The Ulster Unionist representative has agreed to accompany Nichola’s mother, Linda Brown, and sibling Gareth Smyth, to Belfast today to discuss the case with Attorney General John Larkin, QC.
McCord has been out of prison on a pre-release scheme since the start of July.
Mr Beggs said: “It seems no time at all since the controversy around the lenient sentence handed out to the murderer of Nichola Dickson in Ballycarry in my constituency of East Antrim.
“That fact in itself shows that the life sentence handed down in this case makes a mockery of the term ‘life sentence’.
“The murderer was sentenced in June 2004 with a minimum tariff of 11 years, which meant that with time spent on remand the earliest he would be considered for release would be January 2014.
“Yet he has been out of prison on a pre-release scheme since the start of July this year.”
The UUP man added that Nichola’s case also raised questions about the way information on pre-release schemes are provided to victims’ families.
He claimed the correspondence sent to Linda about McCord’s pre-release was “not clear and unambiguous”.

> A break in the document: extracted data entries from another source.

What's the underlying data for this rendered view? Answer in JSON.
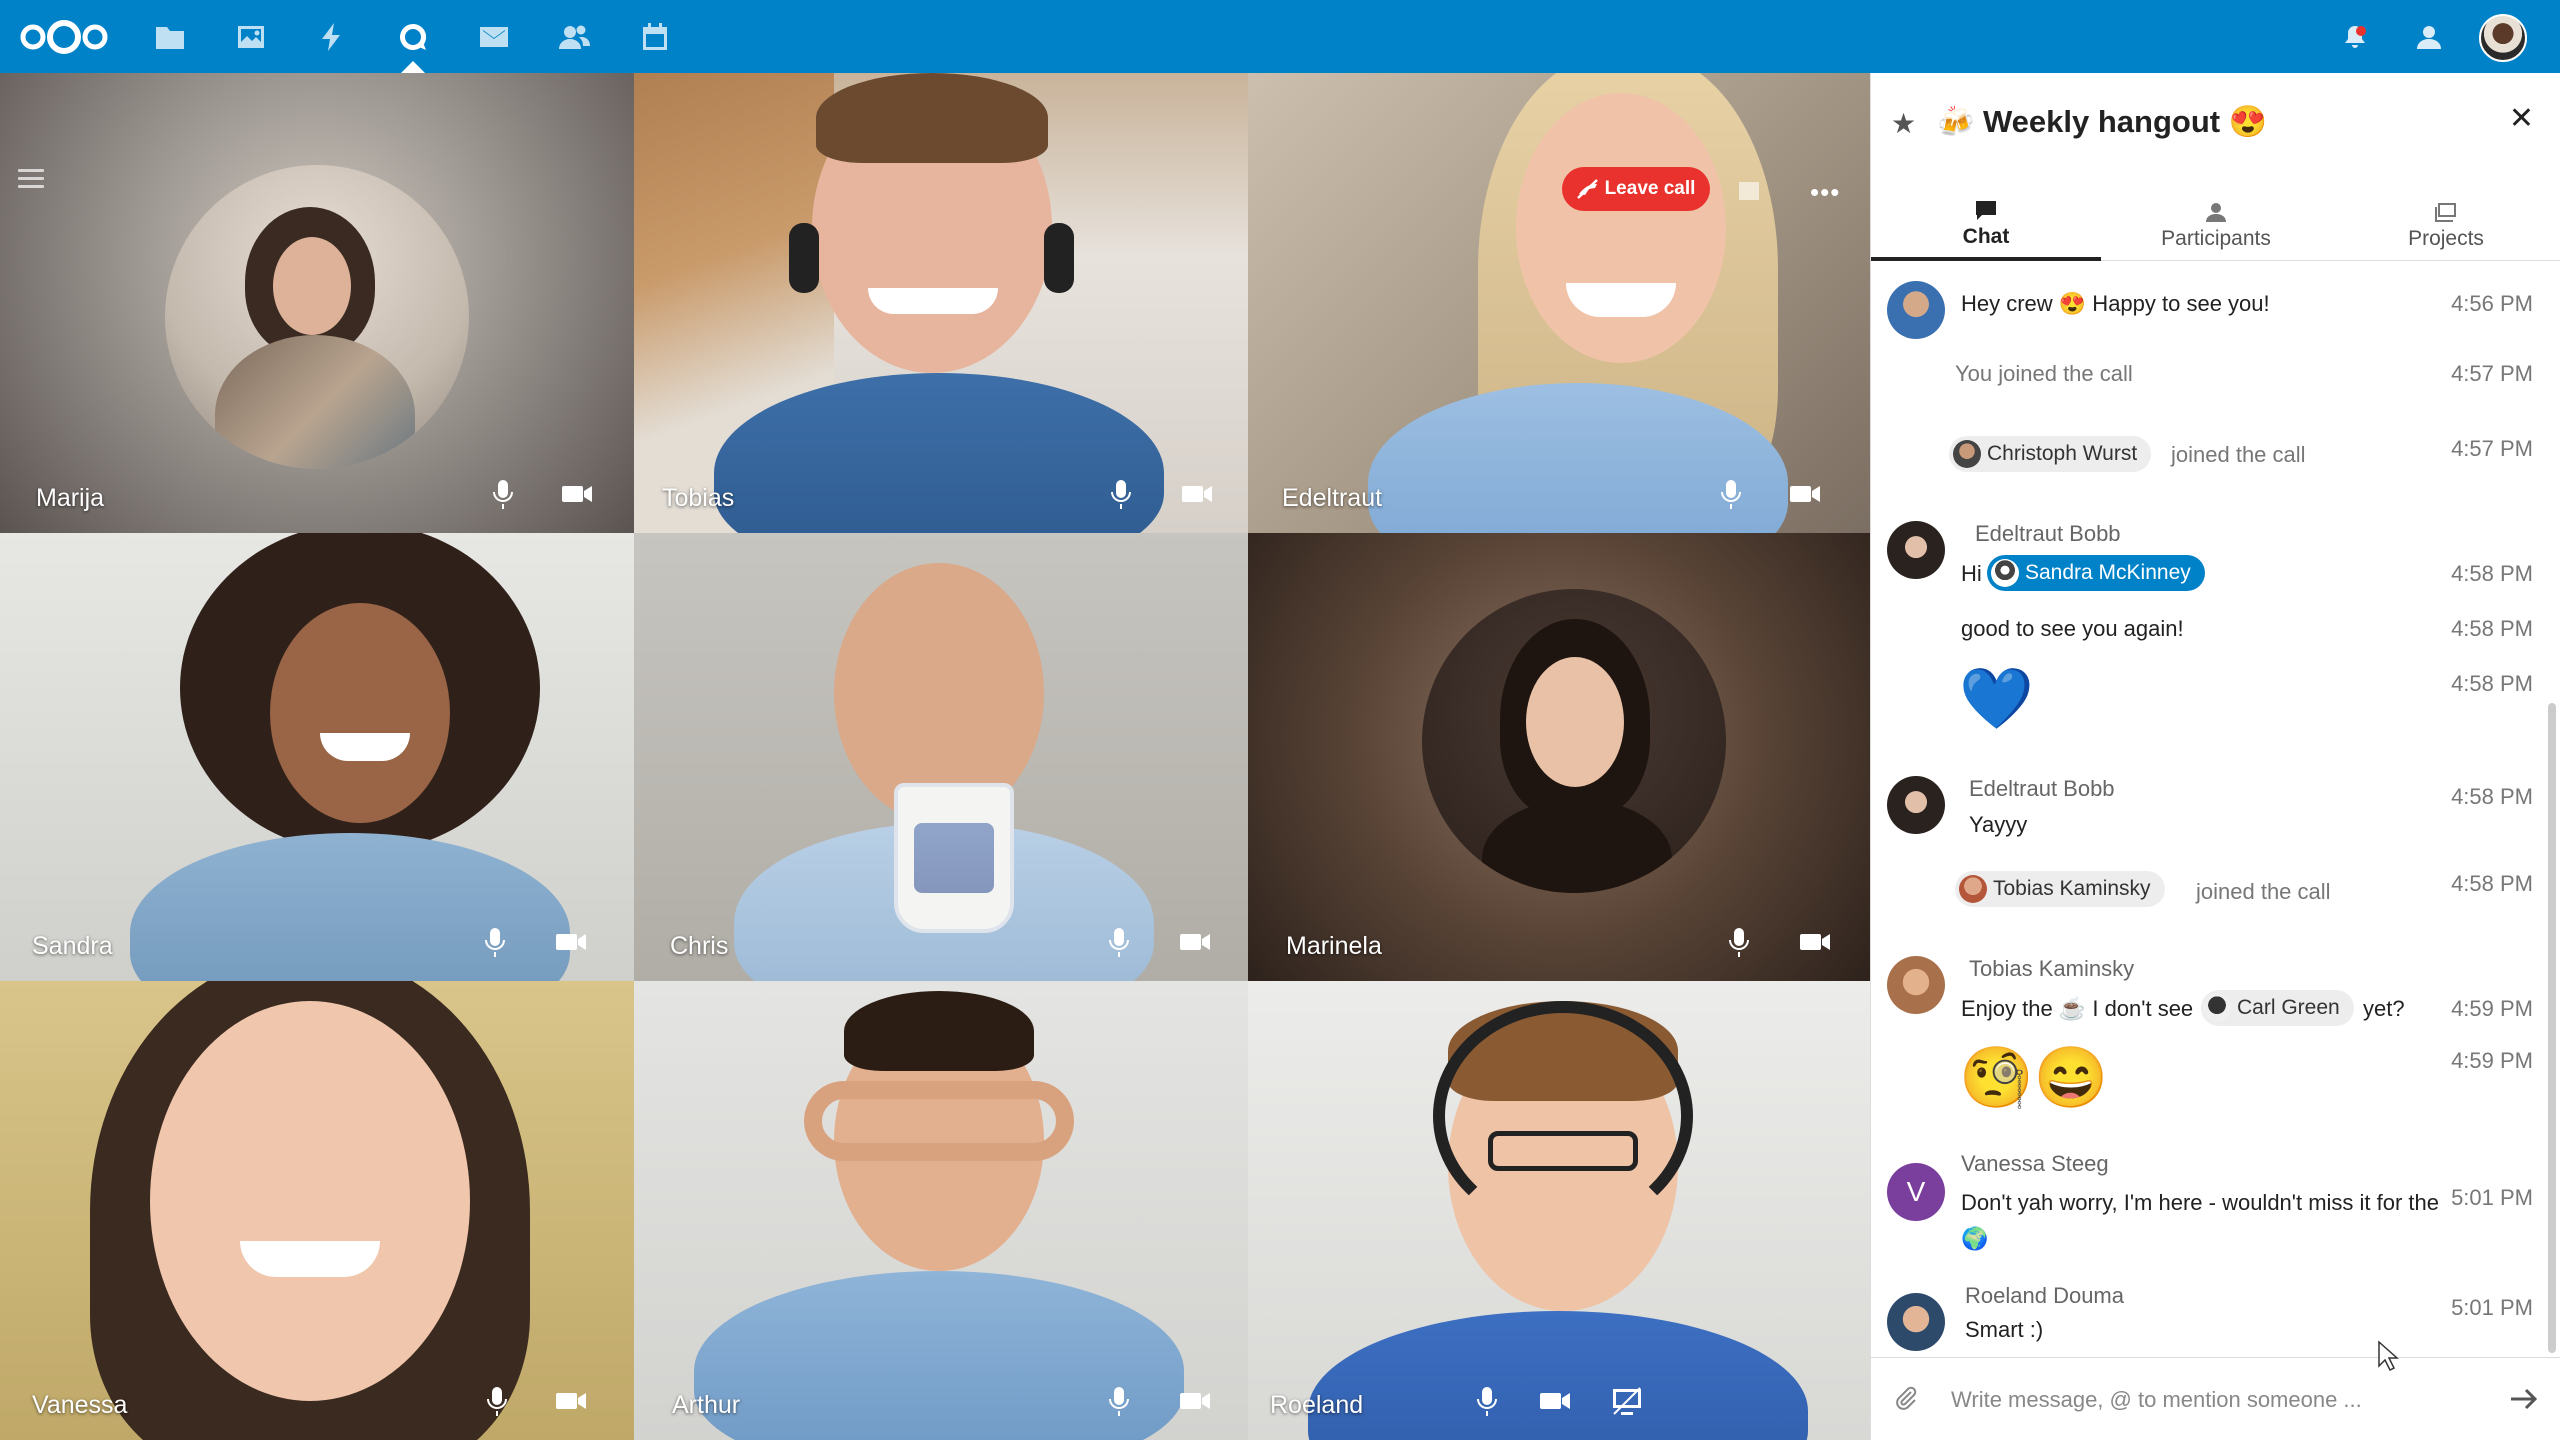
{
  "topbar": {
    "apps": [
      "files-icon",
      "photos-icon",
      "activity-icon",
      "talk-icon",
      "mail-icon",
      "contacts-icon",
      "calendar-icon"
    ],
    "active_app": "talk-icon",
    "right": [
      "notifications-icon",
      "contacts-menu-icon",
      "user-avatar"
    ]
  },
  "call": {
    "leave_label": "Leave call",
    "participants": [
      {
        "name": "Marija"
      },
      {
        "name": "Tobias"
      },
      {
        "name": "Edeltraut"
      },
      {
        "name": "Sandra"
      },
      {
        "name": "Chris"
      },
      {
        "name": "Marinela"
      },
      {
        "name": "Vanessa"
      },
      {
        "name": "Arthur"
      },
      {
        "name": "Roeland"
      }
    ]
  },
  "sidebar": {
    "title": "Weekly hangout",
    "tabs": [
      {
        "label": "Chat"
      },
      {
        "label": "Participants"
      },
      {
        "label": "Projects"
      }
    ],
    "messages": {
      "m1": {
        "text": "Hey crew 😍 Happy to see you!",
        "time": "4:56 PM"
      },
      "m2": {
        "text": "You joined the call",
        "time": "4:57 PM"
      },
      "m3": {
        "mention": "Christoph Wurst",
        "text": "joined the call",
        "time": "4:57 PM"
      },
      "m4": {
        "author": "Edeltraut Bobb",
        "prefix": "Hi",
        "mention": "Sandra McKinney",
        "time": "4:58 PM"
      },
      "m5": {
        "text": "good to see you again!",
        "time": "4:58 PM"
      },
      "m6": {
        "emoji": "💙",
        "time": "4:58 PM"
      },
      "m7": {
        "author": "Edeltraut Bobb",
        "text": "Yayyy",
        "time": "4:58 PM"
      },
      "m8": {
        "mention": "Tobias Kaminsky",
        "text": "joined the call",
        "time": "4:58 PM"
      },
      "m9": {
        "author": "Tobias Kaminsky",
        "text_a": "Enjoy the ☕ I don't see",
        "mention": "Carl Green",
        "text_b": "yet?",
        "time": "4:59 PM"
      },
      "m10": {
        "emoji": "🧐😄",
        "time": "4:59 PM"
      },
      "m11": {
        "author": "Vanessa Steeg",
        "avatar_letter": "V",
        "text": "Don't yah worry, I'm here - wouldn't miss it for the 🌍",
        "time": "5:01 PM"
      },
      "m12": {
        "author": "Roeland Douma",
        "text": "Smart :)",
        "time": "5:01 PM"
      }
    },
    "composer_placeholder": "Write message, @ to mention someone ..."
  },
  "colors": {
    "brand": "#0082c9",
    "leave": "#e9322d",
    "vanessa_avatar": "#7a3e9d"
  }
}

“Linda found out almost by accident that he (McCord) is already on the streets. That has contributed to a re-traumatisation of Linda and her family,” Mr Beggs said.
“It was emphasised by the authorities at the time of sentencing that 11 years was only a minimum tariff, and that the prisoner would not automatically be released.
“In light of the current circumstances these assurance are now ringing very hollow indeed.”
Mr Beggs referred to the “discrepancy” between Northern Ireland and the rest of the UK in terms of life sentence tariff guidelines.
“I have to ask what exactly have our MPs at Westminster been doing since 2005 about ending this anomaly?
“Similarly we have had a Minister for Justice at Stormont talking of reviewing and consulting about life sentence guidelines for over three years now. This situation simply should not have arisen,” Mr Beggs concluded.